Chinese Endeavouring To Protect Plants
"We tend to think of China racing to development without any regard for the environment. But from what I could see China has made it a real priority. They are studying best practices and are very science-led in their approach. In terms of know-how and resources, it won't be long before they leave us behind," he said.
Prof Blackmore was in China as part of an official delegation of botanists from Edinburgh, Kew Gardens and the Natural History Museum. Partially under his guidance, the Chinese have opened a field station in the Yunnan Province in south-west China aimed at promoting biodiversity in the region. It is the UK's first joint scientific laboratory in China; the project received a ?60,000 funding package from the Scottish Executive last year to supplement private donations.
The stakes could not be higher. China contains 30,000 species of plants, about an eighth of the world's total (Scotland, by contrast, has 800). While these plants play integral roles in maintaining ecosystems, they often have a benefit to humans that is more immediate and direct.

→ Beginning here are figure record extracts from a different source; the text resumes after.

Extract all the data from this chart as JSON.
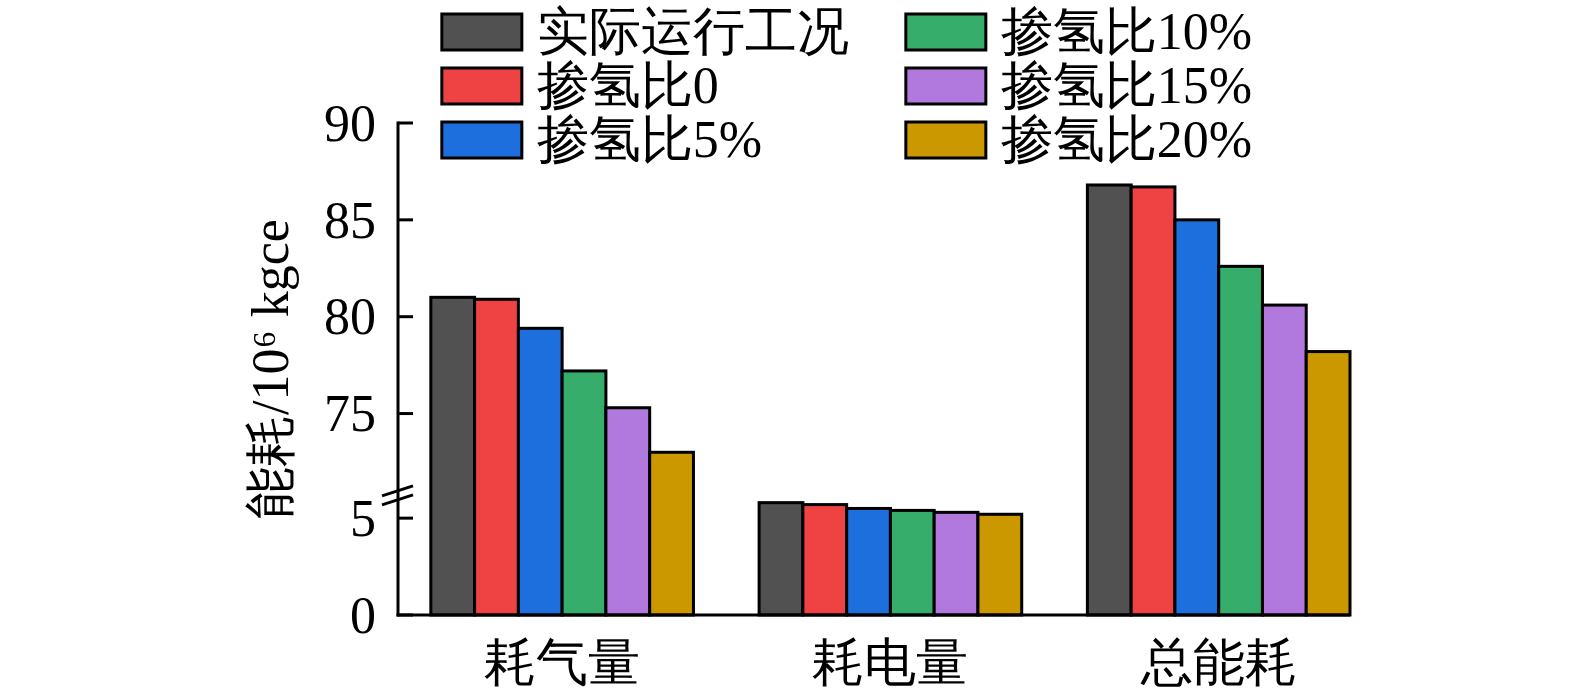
{
  "chart_data": [
    {
      "type": "bar",
      "ylabel": "能耗/10⁶ kgce",
      "categories": [
        "耗气量",
        null,
        "总能耗"
      ],
      "series": [
        {
          "name": "实际运行工况",
          "color": "#515151",
          "values": [
            81.0,
            null,
            86.8
          ]
        },
        {
          "name": "掺氢比0",
          "color": "#ef4343",
          "values": [
            80.9,
            null,
            86.7
          ]
        },
        {
          "name": "掺氢比5%",
          "color": "#1c6fdd",
          "values": [
            79.4,
            null,
            85.0
          ]
        },
        {
          "name": "掺氢比10%",
          "color": "#37ad6c",
          "values": [
            77.2,
            null,
            82.6
          ]
        },
        {
          "name": "掺氢比15%",
          "color": "#b179de",
          "values": [
            75.3,
            null,
            80.6
          ]
        },
        {
          "name": "掺氢比20%",
          "color": "#cb9800",
          "values": [
            73.0,
            null,
            78.2
          ]
        }
      ],
      "ylim": [
        70.8,
        90
      ],
      "yticks": [
        75,
        80,
        85,
        90
      ],
      "legend": "top"
    },
    {
      "type": "bar",
      "categories": [
        null,
        "耗电量",
        null
      ],
      "series": [
        {
          "color": "#515151",
          "values": [
            null,
            5.8,
            null
          ]
        },
        {
          "color": "#ef4343",
          "values": [
            null,
            5.7,
            null
          ]
        },
        {
          "color": "#1c6fdd",
          "values": [
            null,
            5.5,
            null
          ]
        },
        {
          "color": "#37ad6c",
          "values": [
            null,
            5.4,
            null
          ]
        },
        {
          "color": "#b179de",
          "values": [
            null,
            5.3,
            null
          ]
        },
        {
          "color": "#cb9800",
          "values": [
            null,
            5.2,
            null
          ]
        }
      ],
      "ylim": [
        0,
        6.2
      ],
      "yticks": [
        0,
        5
      ]
    }
  ]
}
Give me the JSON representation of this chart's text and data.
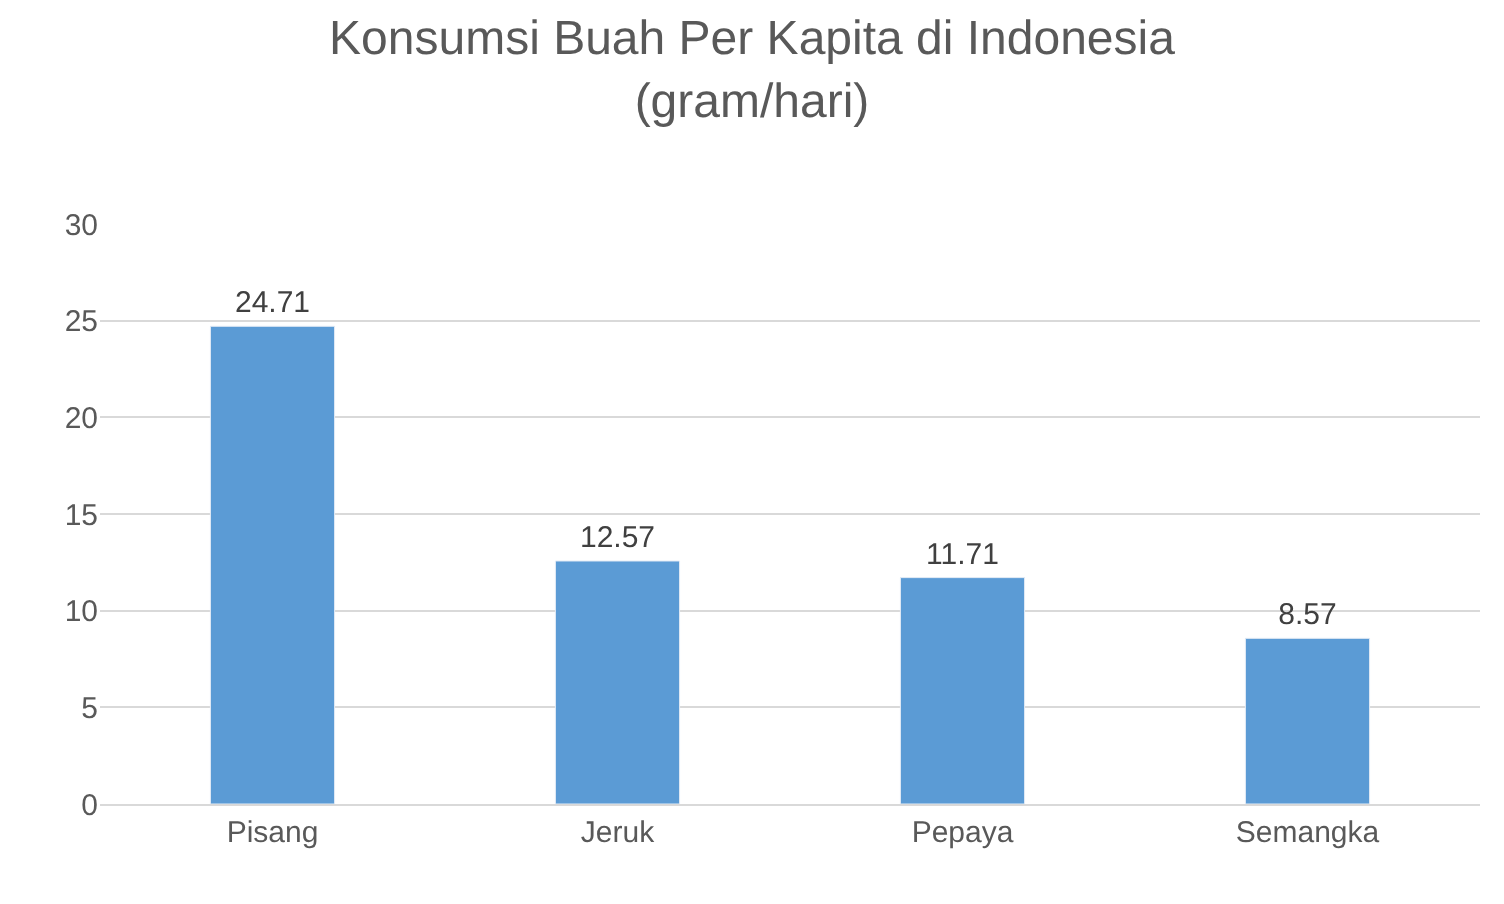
{
  "chart_data": {
    "type": "bar",
    "title": "Konsumsi Buah Per Kapita di Indonesia\n(gram/hari)",
    "categories": [
      "Pisang",
      "Jeruk",
      "Pepaya",
      "Semangka"
    ],
    "values": [
      24.71,
      12.57,
      11.71,
      8.57
    ],
    "color": "#5b9bd5",
    "ylim": [
      0,
      30
    ],
    "yticks": [
      0,
      5,
      10,
      15,
      20,
      25,
      30
    ],
    "grid": "y",
    "data_labels": true,
    "legend": false
  }
}
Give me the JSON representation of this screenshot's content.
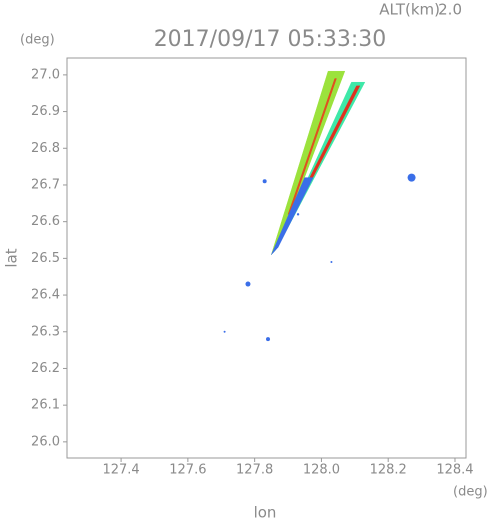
{
  "chart_data": {
    "type": "radar",
    "title": "2017/09/17 05:33:30",
    "altitude_label": "ALT(km)",
    "altitude": "2.0",
    "y_unit": "(deg)",
    "x_unit": "(deg)",
    "x_label": "lon",
    "y_label": "lat",
    "xlim": [
      127.238,
      128.433
    ],
    "ylim": [
      25.956,
      27.046
    ],
    "xticks": [
      127.4,
      127.6,
      127.8,
      {
        "value": 128,
        "label": "128.0"
      },
      128.2,
      128.4
    ],
    "yticks": [
      {
        "value": 26,
        "label": "26.0"
      },
      26.1,
      26.2,
      26.3,
      26.4,
      26.5,
      26.6,
      26.7,
      26.8,
      26.9,
      {
        "value": 27,
        "label": "27.0"
      }
    ],
    "series": [
      {
        "color": "#9be23c",
        "x": [
          127.85,
          128.02,
          128.07,
          127.87
        ],
        "y": [
          26.51,
          27.01,
          27.01,
          26.53
        ]
      },
      {
        "color": "#3ee8a8",
        "x": [
          127.86,
          128.09,
          128.13,
          127.88
        ],
        "y": [
          26.52,
          26.98,
          26.98,
          26.55
        ]
      },
      {
        "color": "#e03020",
        "x": [
          127.87,
          128.105,
          128.115,
          127.878
        ],
        "y": [
          26.55,
          26.97,
          26.97,
          26.55
        ]
      },
      {
        "color": "#e05020",
        "x": [
          127.9,
          128.04,
          128.045,
          127.905
        ],
        "y": [
          26.62,
          26.99,
          26.99,
          26.62
        ]
      },
      {
        "color": "#3a6ee8",
        "x": [
          127.85,
          127.95,
          127.975,
          127.87
        ],
        "y": [
          26.51,
          26.72,
          26.72,
          26.53
        ]
      }
    ],
    "points": {
      "color": "#3a6ee8",
      "x": [
        128.27,
        127.83,
        127.78,
        127.84,
        128.03,
        127.71,
        127.93
      ],
      "y": [
        26.72,
        26.71,
        26.43,
        26.28,
        26.49,
        26.3,
        26.62
      ],
      "size": [
        4,
        2,
        2.5,
        2,
        1,
        1,
        1.2
      ]
    }
  }
}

Dried star anise, harvested from a wild tree in southern China, produces the substance that is the basis of Tamiflu - the first line of defence in case of an outbreak of avian flu. The pharmaceutical giant Roche uses Chinese star anise for about two-thirds of its production of the anti-viral drug, the company confirmed last week. Most star anise is stripped by local farmers from wild trees. As they are flowers, trees can't reproduce without them.
Star anise is just one example of a multi-million-pound boom in Chinese herbal medicines that is threatening to wipe out up to a fifth of the country's plant species, Prof Blackmore said. But the government's response has been exemplary. It has created a biodiversity action plan for alpine plants. That plan follows an all-out ban on logging implemented in 1998.